Most tourists visit Cape Town during our long summer from November to February. A Mediterranean climate with little rain, 11 hours a day sunshine or more and long sunny evenings sets a party mood. The Californian weather explains why Cape Town has become a favoured site for foreign film and TV crews escaping from the Northern Hemisphere winter.
In recent years, the normally prevailing summer south-easter wind, the famous Cape Doctor, seems to have abated. Maybe El Nino or global warming is to blame. If the wind does blow and you"re after a tan or the beach, remember that mornings are usually much less windy, and that certain beaches (Clifton, Boulders) are much more protected than others.
Conventional local wisdom used to be that spring (September and October) and autumn (April and May) are the smart times to visit Cape Town. They are usually balmy in-between seasons, with little wind, when nature is at its showiest. If you"re into flowers or whale-watching, or seeing the vineyards at their best, these are great seasons to be in the Cape.
Although Cape Town winters have a reputation for rain and wind, they often produce perfect days or even weeks. Some climatic change seems to have reduced winter rainfall, and when it"s not raining, winter becomes a perfect green season, when temperatures can reach a summery 26C (80F) or higher. Capetonians watching the World Cricket Cup being played in England in June regularly enjoyed temperatures and weather much more suitable for cricket here than they were there. This time is known in Cape Town as the "Secret Season" - because of all the secret pleasures to be experienced!
Whatever season you have chosen to visit Cape Town, be warned of the old joke. Cape Town has four seasons - sometimes in the same day. This is especially true if you plan to go hiking or be outdoors. Check the weather forecasts in local papers or on radio. Or phone 40881 for detailed short-term forecasts. Long range forecasts are available internationally through the Internet on CNN, or on the University of Cape Town"s Oceanography Department"s weather site, available as www.weather.iafrica.com. South African summer holidays (usually from the first week of December to mid January), and Easter are peak periods for visiting Cape Town, so you should plan trips reasonably in advance, and be prepared for lots of company. Cape Town Restaurants are full and many visitors from upcountry book them weeks before arriving in Cape Town.
The Cape Doctor
The prevailing Spring and early Summer wind , the South-Easter (otherwise known as the "Cape Doctor") arises as a spin-off from anticyclones deep in the Southern ocean. It arrives at the peninsula by way of False Bay, its velocity often being given a boost by the "corner effect" round Cape Hangklip.

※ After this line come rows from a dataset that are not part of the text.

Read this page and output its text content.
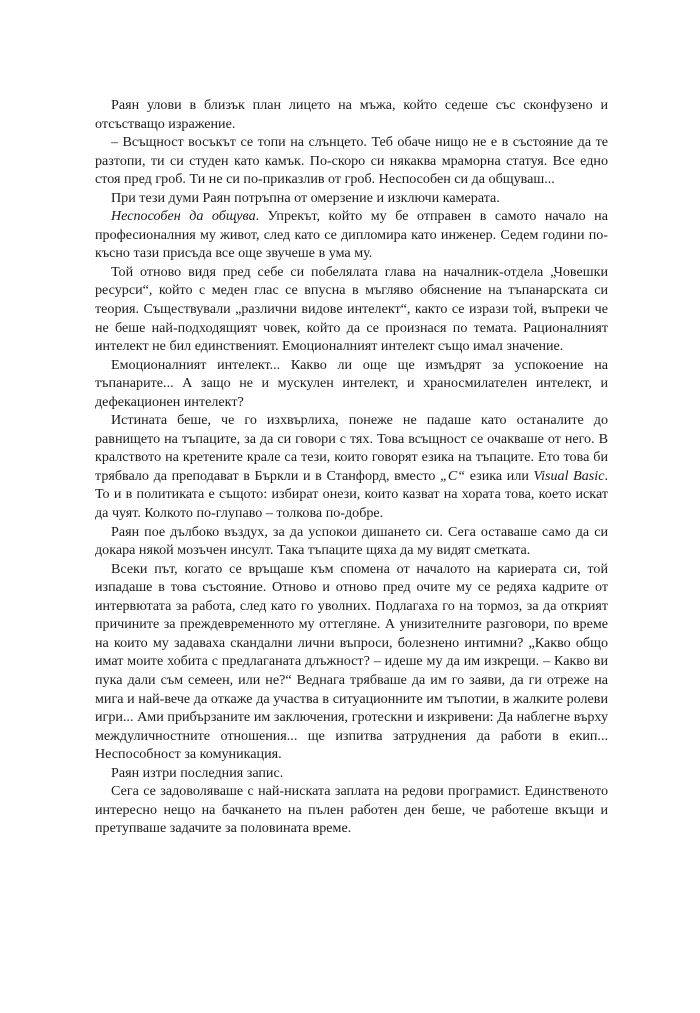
Раян улови в близък план лицето на мъжа, който седеше със сконфузено и отсъстващо изражение.

– Всъщност восъкът се топи на слънцето. Теб обаче нищо не е в състояние да те разтопи, ти си студен като камък. По-скоро си някаква мраморна статуя. Все едно стоя пред гроб. Ти не си по-приказлив от гроб. Неспособен си да общуваш...

При тези думи Раян потръпна от омерзение и изключи камерата.

Неспособен да общува. Упрекът, който му бе отправен в самото начало на професионалния му живот, след като се дипломира като инженер. Седем години по-късно тази присъда все още звучеше в ума му.

Той отново видя пред себе си побелялата глава на началник-отдела „Човешки ресурси“, който с меден глас се впусна в мъгляво обяснение на тъпанарската си теория. Съществували „различни видове интелект“, както се изрази той, въпреки че не беше най-подходящият човек, който да се произнася по темата. Рационалният интелект не бил единственият. Емоционалният интелект също имал значение.

Емоционалният интелект... Какво ли още ще измъдрят за успокоение на тъпанарите... А защо не и мускулен интелект, и храносмилателен интелект, и дефекационен интелект?

Истината беше, че го изхвърлиха, понеже не падаше като останалите до равнището на тъпаците, за да си говори с тях. Това всъщност се очакваше от него. В кралството на кретените крале са тези, които говорят езика на тъпаците. Ето това би трябвало да преподават в Бъркли и в Станфорд, вместо „C“ езика или Visual Basic. То и в политиката е същото: избират онези, които казват на хората това, което искат да чуят. Колкото по-глупаво – толкова по-добре.

Раян пое дълбоко въздух, за да успокои дишането си. Сега оставаше само да си докара някой мозъчен инсулт. Така тъпаците щяха да му видят сметката.

Всеки път, когато се връщаше към спомена от началото на кариерата си, той изпадаше в това състояние. Отново и отново пред очите му се редяха кадрите от интервютата за работа, след като го уволних. Подлагаха го на тормоз, за да открият причините за преждевременното му оттегляне. А унизителните разговори, по време на които му задаваха скандални лични въпроси, болезнено интимни? „Какво общо имат моите хобита с предлаганата длъжност? – идеше му да им изкрещи. – Какво ви пука дали съм семеен, или не?“ Веднага трябваше да им го заяви, да ги отреже на мига и най-вече да откаже да участва в ситуационните им тъпотии, в жалките ролеви игри... Ами прибързаните им заключения, гротескни и изкривени: Да наблегне върху междуличностните отношения... ще изпитва затруднения да работи в екип... Неспособност за комуникация.

Раян изтри последния запис.

Сега се задоволяваше с най-ниската заплата на редови програмист. Единственото интересно нещо на бачкането на пълен работен ден беше, че работеше вкъщи и претупваше задачите за половината време.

One arm of the South-Easter sweeps around the eastern flanks of Table Mountain, where its moisture, picked up from the ocean and the warm waters of False Bay, helps to keep the vegetation green through the heat of summer. It is also a vital factor in the pollination of many plants, including the Silvertrees. The South-Easter continues on around Devil's Peak, before descending on the city.

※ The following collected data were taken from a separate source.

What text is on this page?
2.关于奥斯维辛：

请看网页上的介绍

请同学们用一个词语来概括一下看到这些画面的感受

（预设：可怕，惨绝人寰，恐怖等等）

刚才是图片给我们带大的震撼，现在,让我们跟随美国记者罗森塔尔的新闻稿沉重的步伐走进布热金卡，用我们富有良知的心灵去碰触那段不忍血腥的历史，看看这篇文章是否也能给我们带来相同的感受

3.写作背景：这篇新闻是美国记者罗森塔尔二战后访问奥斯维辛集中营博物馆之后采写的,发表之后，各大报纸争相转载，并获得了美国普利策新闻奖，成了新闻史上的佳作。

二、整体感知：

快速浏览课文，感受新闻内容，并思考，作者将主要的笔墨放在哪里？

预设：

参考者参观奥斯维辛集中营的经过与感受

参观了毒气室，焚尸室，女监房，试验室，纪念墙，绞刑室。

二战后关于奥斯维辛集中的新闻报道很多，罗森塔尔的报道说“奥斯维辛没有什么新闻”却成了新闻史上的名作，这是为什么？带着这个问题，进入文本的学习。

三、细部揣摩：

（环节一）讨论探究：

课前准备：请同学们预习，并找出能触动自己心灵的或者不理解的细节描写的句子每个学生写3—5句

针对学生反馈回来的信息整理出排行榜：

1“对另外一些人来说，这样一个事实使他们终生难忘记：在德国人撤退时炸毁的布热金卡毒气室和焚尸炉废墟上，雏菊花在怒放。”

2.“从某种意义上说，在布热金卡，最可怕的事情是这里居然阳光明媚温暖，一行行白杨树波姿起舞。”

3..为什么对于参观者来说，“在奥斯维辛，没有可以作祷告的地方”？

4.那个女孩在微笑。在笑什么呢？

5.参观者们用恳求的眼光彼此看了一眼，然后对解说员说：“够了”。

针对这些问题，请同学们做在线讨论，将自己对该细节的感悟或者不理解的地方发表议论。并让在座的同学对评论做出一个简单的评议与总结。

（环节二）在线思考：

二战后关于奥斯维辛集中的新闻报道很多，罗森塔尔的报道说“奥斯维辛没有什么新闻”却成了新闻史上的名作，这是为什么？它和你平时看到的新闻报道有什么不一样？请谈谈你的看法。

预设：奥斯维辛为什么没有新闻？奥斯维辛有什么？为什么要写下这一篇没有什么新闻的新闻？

There, it behaves somewhat in the manner of a trapped tiger, careering around in the bowl between mountain and sea. A couple of days of this is enough to purge the city's air - nowadays it is the smog instead of the plague of old which is banished. The South-Easter tends to overdo the cure, outstaying its welcome. A possible record was its performance in November 1936, when it howled without a break for 15 days, ravaging suburban gardens and penning the staff in the upper cable station for 5 days.